Continuing, he said: “We want a return to olden days when we were at par with our counterparts both in federal and private sector. Jakande Administration did everything, putting the Civil Servants first.

It was not like now where government will even build markets and give them to those that have nothing to sell. We want a change in that kind of arrangement.

The best way to appreciate the votes that we cast for Ambode is for him to revert all these trends.”   Amina Hamzat of the Office of State Auditor General added that there was a serious need to review the processes and procedure operational in the service, besides improved remuneration.

“It is not about salary but also motivations.
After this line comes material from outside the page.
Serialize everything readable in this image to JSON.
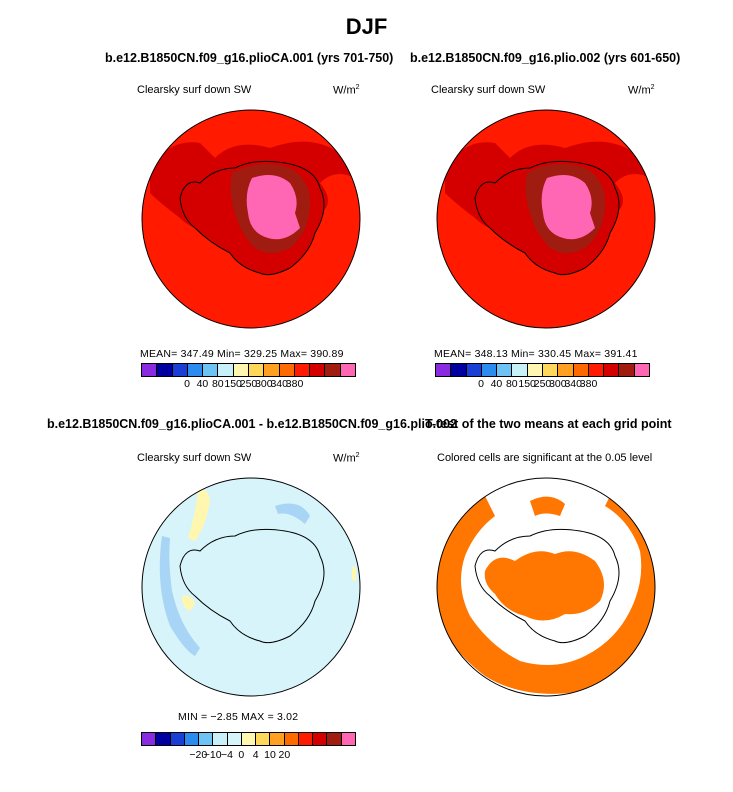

We need to improve on guiding laws not going back to 1985 laws, bureaucratic procedure to get our entitlements.

We also need to review models of identifying the hard workers and self motivated workers,” Hamzat said.   Ambode commended the workers for speaking frankly, describing the courage as one of the values he would treasure in moving the public service forward.

He hinted that his dream for the Public Service is for everyone to have a befitting life in the post service years. Hence, the need to create better opportunities for all committed workers.   Giving his assurances, the governor said: “We will harmonise the public service where everyone will work to their optimum.

Where people in parastatal and ministry will be at par. That is where the future of civil service is going.   “We have some of these issues during the campaign.

I will meet with the joint negotiating council and we will put everything on the table. The mission is a better civil service that is ready to address welfare, with major emphasis on capacity building and training,” he said.